A vida é um sopro, um piscar de olhos. A nossa, com certeza. A sua, também. Acontece que no nosso caso essa fragilidade é mais palpável. A cada dia, semana, mês, ano, perdemos função pulmonar, aumentamos o risco de diabetes relacionada à fibrose cística, desnutrição, osteoporose, complicações no fígado, falência do pâncreas e comprometimento dos rins em função de longos tratamentos com antibióticos e antiinflamatórios. Não temos um minuto a perder.

Em dezembro de 2020 tivemos uma grande vitória, construída nos meses anteriores onde associações de pacientes, profissionais de saúde, familiares, pacientes, amigos, se envolveram num trabalho qualificado e exaustivo de educação científica e política. De entender desde a ciência de precisão até os processos e etapas envolvidos na incorporação de um medicamento novo. CONSEGUIMOS, GANHAMOS!!! NOSSO PLEITO TEVE RECOMENDAÇÃO FAVORÁVEL.
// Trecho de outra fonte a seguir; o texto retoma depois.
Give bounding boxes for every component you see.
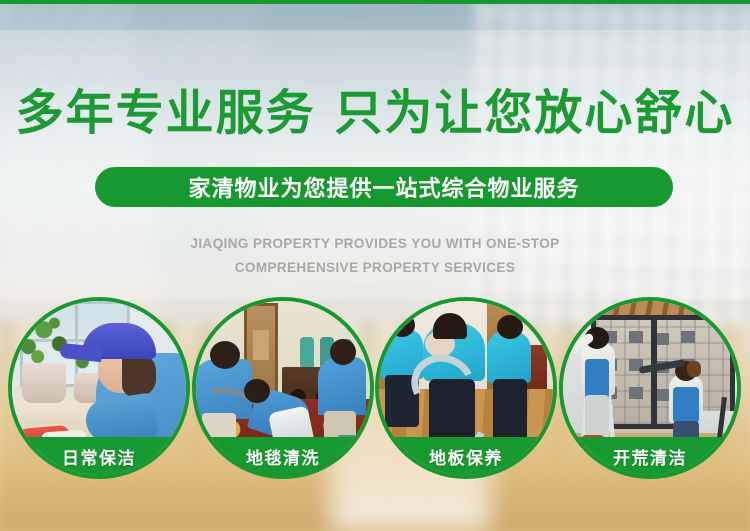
worker-a-head	[389, 313, 415, 337]
english-subtitle: JIAQING PROPERTY PROVIDES YOU WITH ONE-S…	[0, 232, 750, 280]
worker-on-ladder-apron	[585, 359, 609, 399]
flowerpot-large	[22, 363, 66, 403]
service-card-label: 地毯清洗	[246, 444, 320, 469]
service-card-label: 地板保养	[429, 444, 503, 469]
service-card-rough-cleaning[interactable]: 开荒清洁	[559, 297, 741, 479]
service-card-daily-cleaning[interactable]: 日常保洁	[8, 297, 190, 479]
service-card-label: 日常保洁	[62, 444, 136, 469]
english-subtitle-line-1: JIAQING PROPERTY PROVIDES YOU WITH ONE-S…	[0, 232, 750, 256]
subtitle-pill-label: 家清物业为您提供一站式综合物业服务	[188, 171, 579, 203]
page-title: 多年专业服务 只为让您放心舒心	[0, 86, 750, 140]
service-card-label-band: 日常保洁	[8, 437, 190, 475]
service-card-label: 开荒清洁	[613, 444, 687, 469]
worker-right-torso	[318, 357, 366, 415]
worker-b-hair	[433, 313, 467, 339]
service-card-label-band: 开荒清洁	[559, 437, 741, 475]
promo-banner: 多年专业服务 只为让您放心舒心 家清物业为您提供一站式综合物业服务 JIAQIN…	[0, 0, 750, 531]
worker-left-head	[210, 341, 240, 369]
service-card-label-band: 地毯清洗	[192, 437, 374, 475]
service-card-floor-maintenance[interactable]: 地板保养	[375, 297, 557, 479]
window-mullion	[651, 315, 657, 429]
worker-right-head	[330, 339, 356, 365]
worker-c-head	[497, 315, 523, 339]
worker-hair	[122, 353, 156, 397]
english-subtitle-line-2: COMPREHENSIVE PROPERTY SERVICES	[0, 256, 750, 280]
top-green-rule	[0, 0, 750, 4]
service-card-carpet-washing[interactable]: 地毯清洗	[192, 297, 374, 479]
water-jug	[300, 337, 314, 367]
worker-on-ladder-legs	[585, 395, 609, 439]
service-card-label-band: 地板保养	[375, 437, 557, 475]
worker-c-legs	[493, 379, 527, 441]
worker-standing-apron	[673, 387, 699, 423]
subtitle-pill: 家清物业为您提供一站式综合物业服务	[95, 167, 673, 207]
service-card-list: 日常保洁	[0, 297, 750, 487]
worker-center-head	[244, 379, 270, 403]
worker-standing-ponytail	[687, 361, 701, 377]
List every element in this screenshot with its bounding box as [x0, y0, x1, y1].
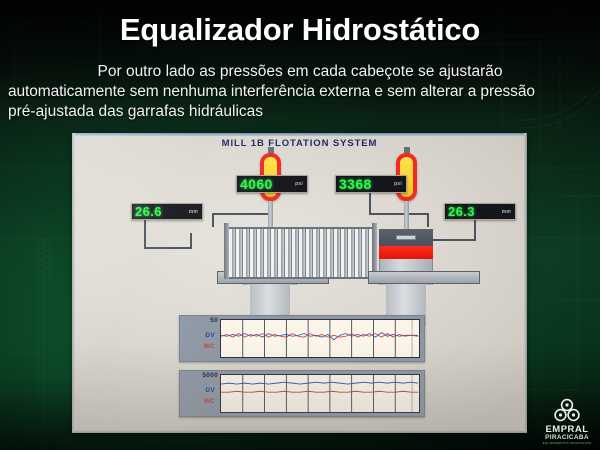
page-title: Equalizador Hidrostático	[0, 12, 600, 48]
readout-pressure-right-unit: psi	[394, 181, 403, 187]
trend-chart-1-scale: 50	[210, 317, 218, 324]
hmi-screen-photo: MILL 1B FLOTATION SYSTEM	[72, 133, 527, 433]
body-line-3: pré-ajustada das garrafas hidráulicas	[8, 102, 592, 122]
leader-line-lvl-left-v2	[190, 233, 192, 249]
trend-chart-1-series-dv-label: DV	[205, 332, 215, 339]
trefoil-icon	[550, 398, 584, 424]
readout-pressure-right[interactable]: 3368 psi	[335, 175, 407, 193]
trend-chart-2-series-wc-label: WC	[204, 398, 215, 405]
hmi-bezel-left	[72, 133, 75, 433]
readout-level-left[interactable]: 26.6 mm	[131, 203, 203, 220]
leader-line-prs-left-v2	[212, 213, 214, 227]
cylinder-port-right	[396, 235, 416, 240]
leader-line-prs-right-v2	[427, 213, 429, 227]
trend-chart-1-labels: 50 DV WC	[180, 316, 220, 361]
readout-pressure-left-unit: psi	[295, 181, 304, 187]
readout-pressure-left[interactable]: 4060 psi	[236, 175, 308, 193]
readout-pressure-left-value: 4060	[240, 176, 273, 192]
readout-level-right[interactable]: 26.3 mm	[444, 203, 516, 220]
company-logo: EMPRAL PIRACICABA EQUIPAMENTOS INDUSTRIA…	[540, 398, 594, 444]
leader-line-prs-left-h	[212, 213, 273, 215]
leader-line-lvl-right-v	[474, 220, 476, 241]
mounting-flange-right	[368, 271, 480, 284]
hmi-bezel-top	[72, 133, 527, 136]
leader-line-prs-right-v	[369, 193, 371, 215]
readout-level-left-value: 26.6	[135, 204, 162, 219]
cylinder-red-band-right	[379, 246, 433, 259]
slide-canvas: Equalizador Hidrostático Por outro lado …	[0, 0, 600, 450]
logo-company-name: EMPRAL	[540, 425, 594, 434]
logo-tagline: EQUIPAMENTOS INDUSTRIAIS	[540, 441, 594, 445]
body-line-1: Por outro lado as pressões em cada cabeç…	[8, 62, 592, 82]
readout-level-right-unit: mm	[502, 209, 512, 215]
slide-body-text: Por outro lado as pressões em cada cabeç…	[8, 62, 592, 122]
leader-line-prs-right-h	[369, 213, 429, 215]
trend-chart-2[interactable]: 5000 DV WC	[179, 370, 425, 417]
trend-chart-2-plot	[220, 374, 420, 413]
hmi-bezel-right	[524, 133, 527, 433]
readout-pressure-right-value: 3368	[339, 176, 372, 192]
trend-chart-1-plot	[220, 319, 420, 358]
trend-chart-1-series-wc-label: WC	[204, 343, 215, 350]
bellows-coupling	[229, 227, 372, 279]
trend-chart-2-scale: 5000	[202, 372, 218, 379]
trend-chart-2-labels: 5000 DV WC	[180, 371, 220, 416]
logo-city: PIRACICABA	[540, 434, 594, 441]
hmi-screen-title: MILL 1B FLOTATION SYSTEM	[72, 138, 527, 149]
leader-line-lvl-left-h	[144, 247, 192, 249]
readout-level-left-unit: mm	[189, 209, 199, 215]
hmi-bezel-bottom	[72, 430, 527, 433]
readout-level-right-value: 26.3	[448, 204, 475, 219]
leader-line-lvl-left-v	[144, 220, 146, 249]
body-line-2: automaticamente sem nenhuma interferênci…	[8, 82, 592, 102]
trend-chart-2-series-dv-label: DV	[205, 387, 215, 394]
trend-chart-1[interactable]: 50 DV WC	[179, 315, 425, 362]
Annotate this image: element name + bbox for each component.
Só não conseguimos entender o porquê de as pessoas elegíveis a esse tratamento, passado um ano dessa recomendação, não receberam ainda o medicamento, mesmo quando a lei prevê que, após a publicação desta incorporação no diário oficial, ele deve ser disponibilizado pelo SUS em até 180 dias! Eles ainda seguem piorando, internando, perdendo tanto, mesmo o medicamento deles tendo sido incorporado no SUS. Por quê? Alguém aí se importa?”

Status atual: O Unidos pela Vida vem buscando constantemente buscar informações junto ao Departamento de Assistência Farmacêutica (DAF) – Secretaria de Ciência, Tecnologia e Insumos Estratégicos – SCTIE do Ministério da Saúde – MS, qual o status de compra e dispensação desta medicação junto ao SUS, considerando que um ano já se passou e nenhum paciente do Brasil já o recebeu via SUS. Seguimos buscando informações e compartilharemos tão logo tenhamos.

Nota importante: As informações aqui contidas têm cunho estritamente educacional. Em hipótese alguma pretendem substituir a consulta médica, a realização de exames e/ou o tratamento médico. Em caso de dúvidas, fale com seu médico.